Metro Parent's editor-in-chief reminisces on how she felt behind when transferring to a Michigan school and how it relates to Michigan's education issues today.

It was late summer of 1980, and I was sitting in the principal’s office at West Utica Elementary feeling pretty miserable.

We’d just moved back up to Michigan – my folks and me. And while this was my family’s home state, it didn’t feel like mine.

I was born here, but I spent most of my almost eight years on this planet living in Florida – where I had acquired a pretty cool collection of seashells and spent my free time marinating in the chlorinated water of our community pool.

Here I was away from my friends and looking ahead to this thing called winter, which I had never experienced but had only seen in the movies.

And now, sitting in that office, I had to hear the office secretary warn my mother that I, who’d always excelled in my classes, was likely going to be behind the other kids.

“She was in the gifted program at her old school,” my mother offered.

“Well, Florida schools are way behind Michigan schools, so she’ll probably still have to work hard to catch up,” Mrs. Banashak said.

I sat there both scared and defiant. Struggle to catch up? Not possible! Or was it?

Turns out Mrs. Banashak, who was actually a really nice lady, was partially right.

I was fine in all of my subjects but one – math. But, boy, I was truly behind there.
The kids around me all knew their multiplication tables at a rapid-fire pace while I was so slow struggling to do the math in my head.

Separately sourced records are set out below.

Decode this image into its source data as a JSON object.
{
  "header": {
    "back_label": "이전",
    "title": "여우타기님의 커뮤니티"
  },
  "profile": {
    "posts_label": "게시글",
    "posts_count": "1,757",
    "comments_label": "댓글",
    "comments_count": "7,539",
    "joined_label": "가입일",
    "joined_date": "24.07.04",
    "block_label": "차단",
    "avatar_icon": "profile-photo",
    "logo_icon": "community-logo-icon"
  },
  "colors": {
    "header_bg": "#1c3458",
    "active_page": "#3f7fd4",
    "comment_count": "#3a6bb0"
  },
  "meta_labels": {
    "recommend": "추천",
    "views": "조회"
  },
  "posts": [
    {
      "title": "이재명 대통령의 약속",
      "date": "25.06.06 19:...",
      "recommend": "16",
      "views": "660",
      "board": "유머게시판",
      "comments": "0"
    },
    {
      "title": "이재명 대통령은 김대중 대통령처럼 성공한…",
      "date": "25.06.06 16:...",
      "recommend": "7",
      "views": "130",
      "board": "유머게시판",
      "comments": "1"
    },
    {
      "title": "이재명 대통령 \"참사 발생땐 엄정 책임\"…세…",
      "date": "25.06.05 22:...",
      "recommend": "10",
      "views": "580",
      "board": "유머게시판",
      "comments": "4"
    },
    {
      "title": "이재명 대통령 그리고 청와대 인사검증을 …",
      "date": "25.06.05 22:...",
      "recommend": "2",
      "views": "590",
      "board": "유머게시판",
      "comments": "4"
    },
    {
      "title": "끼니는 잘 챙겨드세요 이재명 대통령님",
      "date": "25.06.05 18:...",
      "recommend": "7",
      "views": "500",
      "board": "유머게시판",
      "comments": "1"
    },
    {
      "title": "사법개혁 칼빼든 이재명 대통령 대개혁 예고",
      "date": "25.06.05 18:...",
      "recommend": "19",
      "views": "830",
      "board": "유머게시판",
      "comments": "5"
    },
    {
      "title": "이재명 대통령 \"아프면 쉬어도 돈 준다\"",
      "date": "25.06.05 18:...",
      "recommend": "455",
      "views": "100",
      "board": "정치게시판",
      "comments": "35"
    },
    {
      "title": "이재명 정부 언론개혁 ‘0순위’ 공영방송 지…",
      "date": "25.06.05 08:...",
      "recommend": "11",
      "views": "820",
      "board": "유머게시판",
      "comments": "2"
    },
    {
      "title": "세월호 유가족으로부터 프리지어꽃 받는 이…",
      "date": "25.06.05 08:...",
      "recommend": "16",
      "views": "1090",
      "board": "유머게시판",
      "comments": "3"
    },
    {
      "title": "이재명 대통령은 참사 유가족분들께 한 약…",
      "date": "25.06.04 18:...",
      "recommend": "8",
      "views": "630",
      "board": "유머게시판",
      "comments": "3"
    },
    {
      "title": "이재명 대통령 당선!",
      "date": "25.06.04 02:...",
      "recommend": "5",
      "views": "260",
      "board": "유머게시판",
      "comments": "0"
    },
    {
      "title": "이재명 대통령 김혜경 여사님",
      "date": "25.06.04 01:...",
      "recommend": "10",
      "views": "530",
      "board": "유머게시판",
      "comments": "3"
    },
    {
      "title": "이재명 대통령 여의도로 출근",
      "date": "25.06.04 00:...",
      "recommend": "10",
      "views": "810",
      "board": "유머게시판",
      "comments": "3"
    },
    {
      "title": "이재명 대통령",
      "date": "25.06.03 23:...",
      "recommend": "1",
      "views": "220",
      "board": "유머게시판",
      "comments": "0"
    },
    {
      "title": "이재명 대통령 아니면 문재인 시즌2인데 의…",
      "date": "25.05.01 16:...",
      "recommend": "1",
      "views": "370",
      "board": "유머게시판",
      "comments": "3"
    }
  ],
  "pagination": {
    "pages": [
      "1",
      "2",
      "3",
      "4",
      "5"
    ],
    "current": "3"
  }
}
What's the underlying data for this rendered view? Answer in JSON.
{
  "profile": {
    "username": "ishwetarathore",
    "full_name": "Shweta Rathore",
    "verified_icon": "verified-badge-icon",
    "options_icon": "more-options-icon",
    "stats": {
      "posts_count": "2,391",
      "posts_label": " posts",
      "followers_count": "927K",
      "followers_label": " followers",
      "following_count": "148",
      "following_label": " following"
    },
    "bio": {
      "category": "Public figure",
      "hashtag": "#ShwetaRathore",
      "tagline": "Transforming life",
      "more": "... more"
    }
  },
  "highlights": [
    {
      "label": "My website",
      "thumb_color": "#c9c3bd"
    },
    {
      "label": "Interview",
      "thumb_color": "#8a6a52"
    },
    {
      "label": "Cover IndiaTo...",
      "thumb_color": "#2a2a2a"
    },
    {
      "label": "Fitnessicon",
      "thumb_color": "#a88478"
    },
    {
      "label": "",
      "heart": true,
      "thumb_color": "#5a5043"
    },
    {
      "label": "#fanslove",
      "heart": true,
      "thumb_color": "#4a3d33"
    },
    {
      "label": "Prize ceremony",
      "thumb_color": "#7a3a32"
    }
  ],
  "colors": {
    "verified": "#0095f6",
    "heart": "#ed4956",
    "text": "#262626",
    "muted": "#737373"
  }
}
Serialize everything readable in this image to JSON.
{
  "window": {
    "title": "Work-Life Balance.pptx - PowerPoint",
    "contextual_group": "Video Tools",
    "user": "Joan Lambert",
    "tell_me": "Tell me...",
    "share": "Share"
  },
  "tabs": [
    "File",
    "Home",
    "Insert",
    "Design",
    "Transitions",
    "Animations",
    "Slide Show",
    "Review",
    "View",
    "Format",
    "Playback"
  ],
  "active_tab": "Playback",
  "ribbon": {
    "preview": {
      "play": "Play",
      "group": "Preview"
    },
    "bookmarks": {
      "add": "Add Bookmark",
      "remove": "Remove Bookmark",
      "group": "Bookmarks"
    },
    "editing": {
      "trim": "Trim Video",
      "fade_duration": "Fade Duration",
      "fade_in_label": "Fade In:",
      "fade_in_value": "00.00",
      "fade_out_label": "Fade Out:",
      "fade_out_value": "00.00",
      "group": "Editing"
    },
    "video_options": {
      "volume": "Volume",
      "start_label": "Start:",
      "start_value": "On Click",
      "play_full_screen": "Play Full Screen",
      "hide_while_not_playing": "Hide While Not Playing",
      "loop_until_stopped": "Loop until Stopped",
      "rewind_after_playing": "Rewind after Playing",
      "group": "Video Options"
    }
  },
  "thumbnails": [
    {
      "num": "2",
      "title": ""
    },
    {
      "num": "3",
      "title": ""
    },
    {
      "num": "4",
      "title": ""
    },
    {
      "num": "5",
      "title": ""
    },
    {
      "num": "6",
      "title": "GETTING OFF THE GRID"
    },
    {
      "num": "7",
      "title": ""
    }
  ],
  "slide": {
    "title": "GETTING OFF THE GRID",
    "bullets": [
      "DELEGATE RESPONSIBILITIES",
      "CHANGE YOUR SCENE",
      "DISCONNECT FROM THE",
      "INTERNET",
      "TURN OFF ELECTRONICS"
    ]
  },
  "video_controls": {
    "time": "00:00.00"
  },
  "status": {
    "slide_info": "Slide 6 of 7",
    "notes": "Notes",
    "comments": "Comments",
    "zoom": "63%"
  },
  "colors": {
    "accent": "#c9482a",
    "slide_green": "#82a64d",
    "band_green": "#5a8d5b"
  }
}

It took a pack of flashcards and many after-dinner sessions at home, but I finally caught up to the rest of the class. My Florida education gap was bridged.

That was then. This is now.

Generations of kids (now parents themselves) have believed that Michigan schools were solid. If not the very best, at least not in the bottom.

At one time that seemed to be the case. But many parents today don’t realize that times have changed – a lot. And Michigan schools – no matter which one your kids attend – are lagging behind in the nation.

Michigan schools rank in the bottom third nationally and last in the Midwest.

What happened? What’s being done?

Associate Editor Christina Clark tries to tackle that question in this edition of Metro Parent, fittingly our Education issue.

The bottom line is this, though: We aren’t doing enough as a state. Many schools work very hard and do the best they can. Many teachers go above and beyond. But we have stacked the deck and made it harder to give kids what should be a fundamental right – a quality education.

We can do better. We should do better. But first, we need to understand there is a problem, and it’s not just in select districts – it’s statewide.

Today, a child who moves here from out of state is more likely to be academically ahead than behind. That’s sad – and it’s solvable. But it’s going to take some parent advocates like you to force the change necessary to get Michigan schools back to where they should be.

Yeah, we need to fix the “damn roads,” but we also need to help our schools. Our children deserve better.